First Americans Museum (Oklahoma City, Oklahoma)
The First Americans Museum opened in September 2021 and the 175,000-square-foot project tells the story of the 39 tribes in Oklahoma today. The museum features two long-term exhibitions assembled by the only all Native curatorial team in the world. The OKLA HOMMA exhibit shares the collective stories of the 39 Tribal Nations from their ancestral homelands to what is now Oklahoma. The second long-term exhibit is WINIKO: LIFE OF AN OBJECT which features approximately 140 objects on loan from the Smithsonian’s National Museum of the American Indian. famok.org
Oglala Lakota Living History Museum (Cactus Flats, South Dakota)
This summer, the Oglala Lakota Nation and its partners will open the Oglala Lakota Living History Village, an entry point to the picturesque landscape and the past and present culture and indigenous knowledge of Lakota Country. oglalalakotahistoryvillage.com/
PAʻI Arts & Cultural Center (Honolulu, Hawai’i)

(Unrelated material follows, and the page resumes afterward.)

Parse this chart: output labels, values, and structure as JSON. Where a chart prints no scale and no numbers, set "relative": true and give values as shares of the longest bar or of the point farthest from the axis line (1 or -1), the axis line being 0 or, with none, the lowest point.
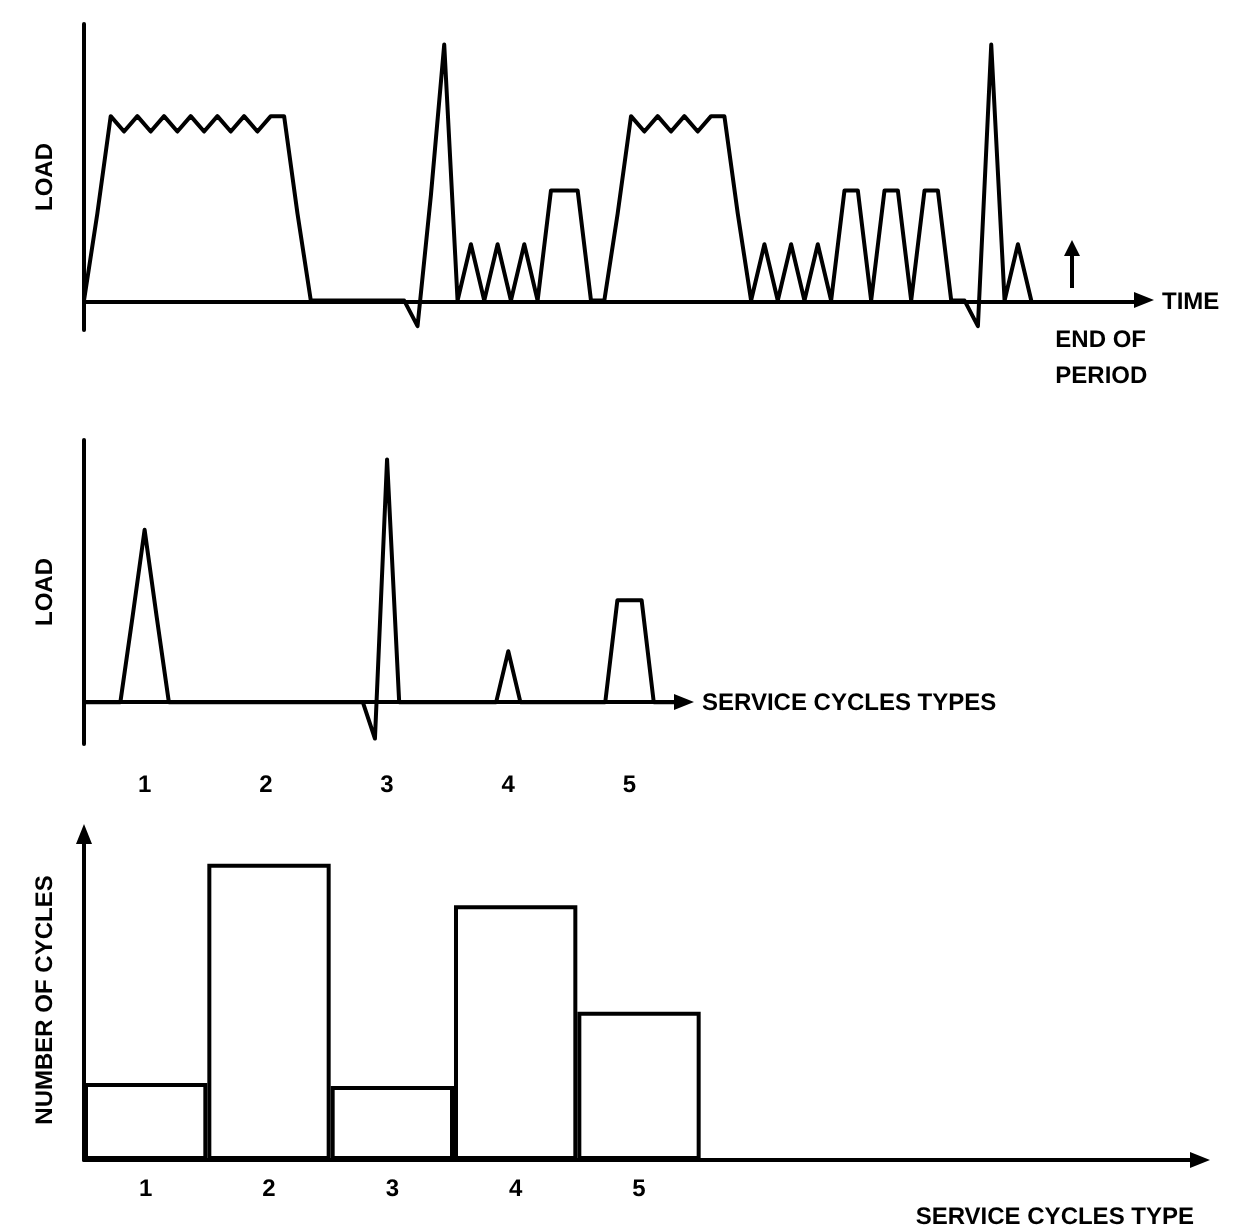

The new PAʻI Arts & Cultural Center in Honolulu, scheduled to open in 2022, will deliver Native Hawaiian culture in a multipurpose space that includes 3,000-square-foot performing arts and dance studio, a 1,000 square foot PAʻI Arts Café, and a 1,000-square-foot mezzanine that will also serve as a meeting space. PA‘I is anchored by members of Takamine’s hālau hula (traditional dance school), Pua Ali‘i ‘Ilima. Hula has been instrumental in the preservation and perpetuation of Native Hawaiian language, art and cultural practices. paifoundation.org
Three Chiefs Cultural Center (Pablo, Montana)
After closing its doors due to an arson-caused fire in September 2020, the former “The People’s Center” which is owned and operated by the Salish, Kootenai and Pend d’Oreille Tribes, has re-opened to the public as the Three Chiefs Cultural Center. When fully open, the Center, which showcases the rich culture of the tribes, will provide expanded visitor experiences, including cultural activities, traditional arts and crafts, cultural education, native games, and other events reflecting the culture and heritage of the three tribes. csktribes.org
This story ran in the June edition of LGT.